Sebelum saat wafatnya, ia menetap di Bojong, Bogor.
Ia
menulis novel, cerpen, esai, biografi, serta menerjemahkan sejumlah karya
sastra dunia ke bahasa Indonesia. Pramoedya merupakan sastrawan Indonesia
paling dikenal di dunia internasional dan dianggap salah seorang penulis
poskolonial yang patut diperhitungkan, terutama melalui tetralogi novel Bumi Manusia, Anak Semua Bangsa, Jejak
Langkah, dan Rumah Kaca (1980-1987)
yang mula-mula ditulisnya dalam pembuangan di Pulau Buru pada masa kekuasaan
rezim kuasi-militer Soeharto. Tetralogi itu menceritakan proses kebangkitan
nasionalisme Indonesia yang dijalin dengan sebuah kisah cinta antar-ras yang
berakhir tak bahagia dengan mengambil model seorang tokoh pergerakan yang
dilupakan dalam sejarah, Tirto Adhi Suryo.
Bersama
sejumlah intelektual kiri lainnya, Pramoedya diasingkan ke Pulau Buru dan
dipenjarakan selama 14 tahun (1965-1979) tanpa proses pengadilan menyusul apa
yang disebut-sebut sebagai pemberontakan Partai Komunis Indonesia yang gagal
pada akhir 1965. Militer juga menyita rumahnya serta membakar koleksi buku daan
delapan manuskripnya yang belum diterbitkan.
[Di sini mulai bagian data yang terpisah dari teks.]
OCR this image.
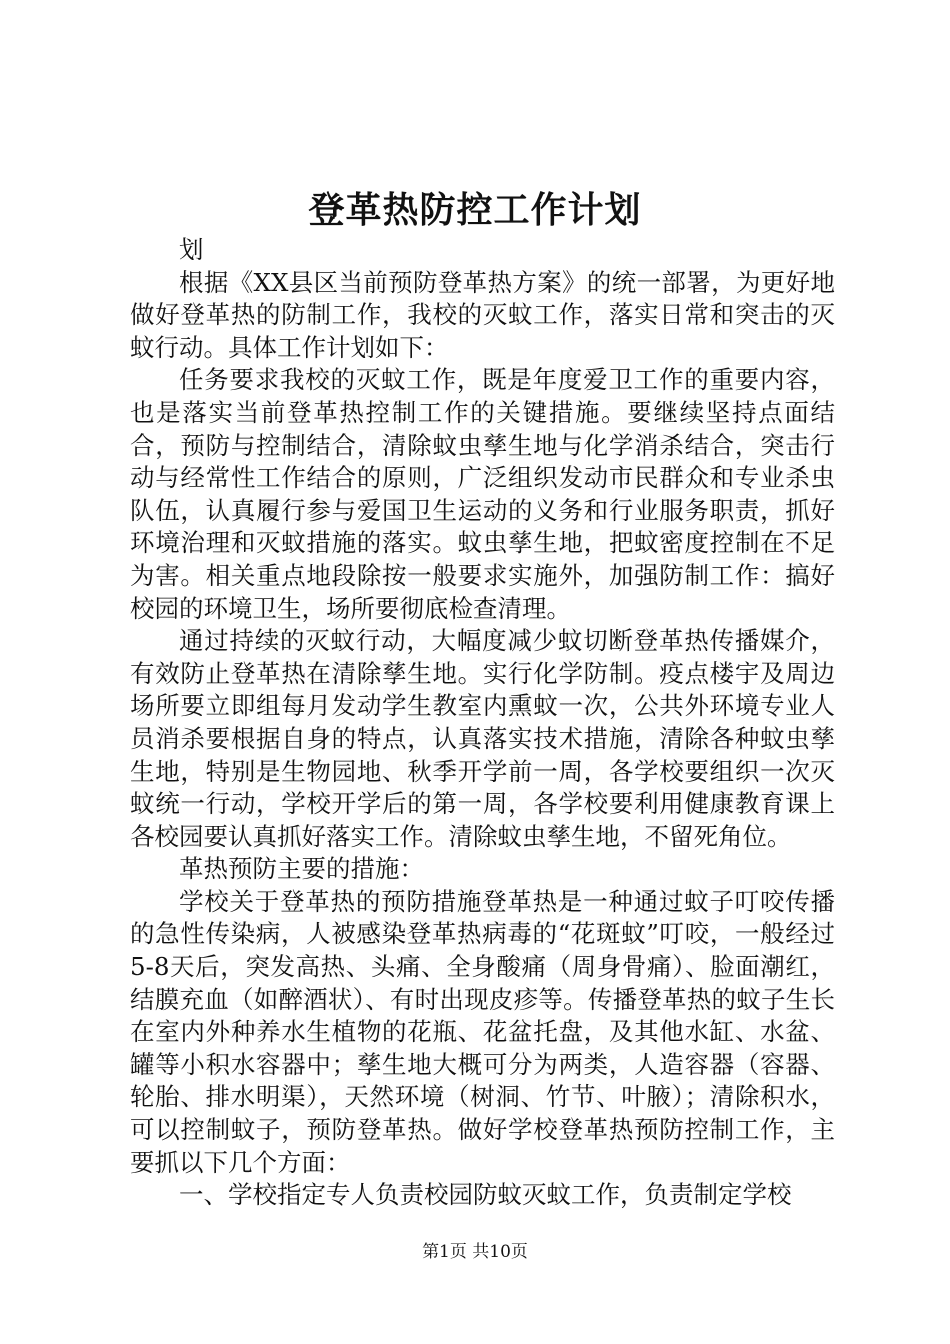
登革热防控工作计划

划

根据《XX县区当前预防登革热方案》的统一部署，为更好地做好登革热的防制工作，我校的灭蚊工作，落实日常和突击的灭蚊行动。具体工作计划如下：

任务要求我校的灭蚊工作，既是年度爱卫工作的重要内容，也是落实当前登革热控制工作的关键措施。要继续坚持点面结合，预防与控制结合，清除蚊虫孳生地与化学消杀结合，突击行动与经常性工作结合的原则，广泛组织发动市民群众和专业杀虫队伍，认真履行参与爱国卫生运动的义务和行业服务职责，抓好环境治理和灭蚊措施的落实。蚊虫孳生地，把蚊密度控制在不足为害。相关重点地段除按一般要求实施外，加强防制工作：搞好校园的环境卫生，场所要彻底检查清理。

通过持续的灭蚊行动，大幅度减少蚊切断登革热传播媒介，有效防止登革热在清除孳生地。实行化学防制。疫点楼宇及周边场所要立即组每月发动学生教室内熏蚊一次，公共外环境专业人员消杀要根据自身的特点，认真落实技术措施，清除各种蚊虫孳生地，特别是生物园地、秋季开学前一周，各学校要组织一次灭蚊统一行动，学校开学后的第一周，各学校要利用健康教育课上各校园要认真抓好落实工作。清除蚊虫孳生地，不留死角位。

革热预防主要的措施：

学校关于登革热的预防措施登革热是一种通过蚊子叮咬传播的急性传染病，人被感染登革热病毒的“花斑蚊”叮咬，一般经过5-8天后，突发高热、头痛、全身酸痛（周身骨痛）、脸面潮红，结膜充血（如醉酒状）、有时出现皮疹等。传播登革热的蚊子生长在室内外种养水生植物的花瓶、花盆托盘，及其他水缸、水盆、罐等小积水容器中；孳生地大概可分为两类，人造容器（容器、轮胎、排水明渠），天然环境（树洞、竹节、叶腋）；清除积水，可以控制蚊子，预防登革热。做好学校登革热预防控制工作，主要抓以下几个方面：

一、学校指定专人负责校园防蚊灭蚊工作，负责制定学校

第1页 共10页
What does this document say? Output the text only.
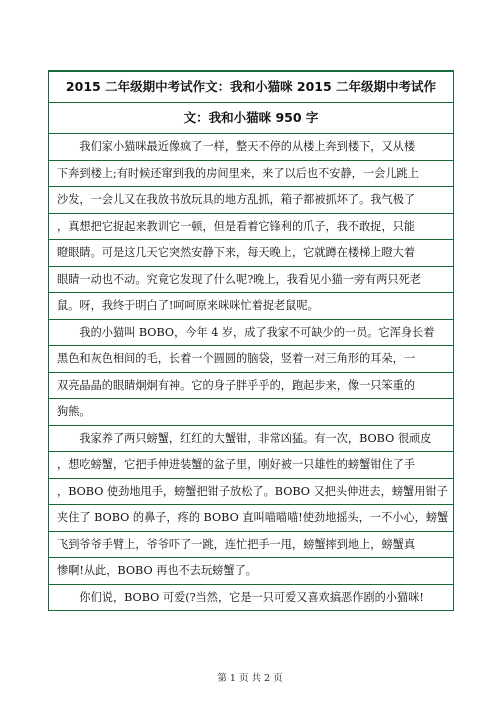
2015 二年级期中考试作文：我和小猫咪 2015 二年级期中考试作
文：我和小猫咪 950 字
　　我们家小猫咪最近像疯了一样，整天不停的从楼上奔到楼下，又从楼
下奔到楼上;有时候还窜到我的房间里来，来了以后也不安静，一会儿跳上
沙发，一会儿又在我放书放玩具的地方乱抓，箱子都被抓坏了。我气极了
，真想把它捉起来教训它一顿，但是看着它锋利的爪子，我不敢捉，只能
瞪眼睛。可是这几天它突然安静下来，每天晚上，它就蹲在楼梯上瞪大着
眼睛一动也不动。究竟它发现了什么呢?晚上，我看见小猫一旁有两只死老
鼠。呀，我终于明白了!呵呵原来咪咪忙着捉老鼠呢。
　　我的小猫叫 BOBO，今年 4 岁，成了我家不可缺少的一员。它浑身长着
黑色和灰色相间的毛，长着一个圆圆的脑袋，竖着一对三角形的耳朵，一
双亮晶晶的眼睛炯炯有神。它的身子胖乎乎的，跑起步来，像一只笨重的
狗熊。
　　我家养了两只螃蟹，红红的大蟹钳，非常凶猛。有一次，BOBO 很顽皮
，想吃螃蟹，它把手伸进装蟹的盆子里，刚好被一只雄性的螃蟹钳住了手
，BOBO 使劲地甩手，螃蟹把钳子放松了。BOBO 又把头伸进去，螃蟹用钳子
夹住了 BOBO 的鼻子，疼的 BOBO 直叫喵喵喵!使劲地摇头，一不小心，螃蟹
飞到爷爷手臂上，爷爷吓了一跳，连忙把手一甩，螃蟹摔到地上，螃蟹真
惨啊!从此，BOBO 再也不去玩螃蟹了。
　　你们说，BOBO 可爱(?当然，它是一只可爱又喜欢搞恶作剧的小猫咪!
第 1 页 共 2 页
Sejumlah cendekiawan Barat menulis
bahwa pemberontakan itu sebetulnya merupakan persaingan antar fraksi di tubuh
militer. Ratusan ribu (bahkan ada yang menyebut angka jutaan) simpatisan
komunis dan orang-orang tak bersalah di berbagai daerah di Indonesia mengalami
penyiksaan, pembunuhan, dan pemenjaraan setelah peristiwa itu. Bahkan hingga
kini mereka masih kehilangan hak-hak sipilnya.
Karya-karya
Pramoedya yang seluruhnya berjumlah sekitar 60-an buku telah diterjemahkan ke
dalam sekitar 40 bahasa di seluruh dunia, termasuk bahasa Yunani, Rusia,
Swedia, Spanyol, Vietnam, dan Ceko, tetapi ironisnya banyak di antaranya justru
dilarang beredar di negeri sendiri. Pengalaman buruknya selama menjadi tahanan
politik dituangkan dalam dua jilid autobiografi, Nyanyi Sunyi Seorang Bisu (1995 –diterjemahkan ke bahasa Inggris
sebagai Mute’s Soliloquy, 1999).
Penghargaan internasional yang pernah diterimanya antara lain Hadiah Wertheim
dari Belanda, Hadiah Magsaysay (Filipina, 1995), Hadiah Fukuoka (Jepang, 2000),
Le Chevalier de l’Odre des Arts et des Letters (Prancis, 2000), dan penghargaan
kebebasan berekspresi Uni Penulis Norwegia (2004). Ia juga banyak menerjemahkan
karya sastra dunia, antara lain Tikus dan
Manusia (Novel John Steinback, 1950, diterbitkan ulang 2003), Kembali pada Cinta Kasihmu (novel Leo
Tolstoy, 1950, diterbitkan kembali 2003), Perjalanan
Ziarah yang Aneh (novel Leo Tolstoy, 1954), Kisah Seorang Prajurit Sovyet (novel Mikhail Sholokov, 1954), Ibunda (novel Maxim Gorky, 1956,
diterbitkan kembali 2000), Asmara dari
Rusia (novel Alexander Kuprin, 1959), dan Manusia Sejati (novel Boris Polewoi, 1959). Pramoedya wafat di
Jakarta dalam usia 81 tahun pada 2006 dengan meninggalkan sebuah karya yang tak
selesai, Ensiklopedi Kawanan Indonesia.
Menanggapi wafatnya Pramoedya, novelis terkemuka Inggris asal Pakistan yang
juga editor jurnal New Left Review, Tariq
Ali, menulis dalam Counter Punch, 2
Mei 2006, “Kematian Pramoedya Ananta Toer di Jakarta, 30 April 2006, adalah
kehilangan besar bagi kesusastraan dunia. Dialah intelektual Indonesia
terkemuka, sekaligus penulis fiksi yang jenius. . .”
Di
antara beberapa penghargaan yang pernah diraih Pram adalah:
- Freedom
to Write Award dari PEN American Center, AS, 1988
- Penghargaan
dari The Fund for Free Expression, New York, AS, 1989
- Wertheim
Award,
"for his meritorious services to the struggle for emancipation of
Indonesian people", dari The Wertheim Fondation, Leiden, Belanda,
1995
- Ramon
Magsaysay Award, "for Journalism,
Literature, and Creative Arts, in recognation of his illuminating with
briliant stories the historical awakening, and modern experience of
Indonesian people", dari Ramon Magsaysay Award Foundation,
Manila, Filipina, 1995
- UNESCO
Madanjeet Singh Prize, "in recognition of his
outstanding contribution to the promotion of tolerance and non-violence"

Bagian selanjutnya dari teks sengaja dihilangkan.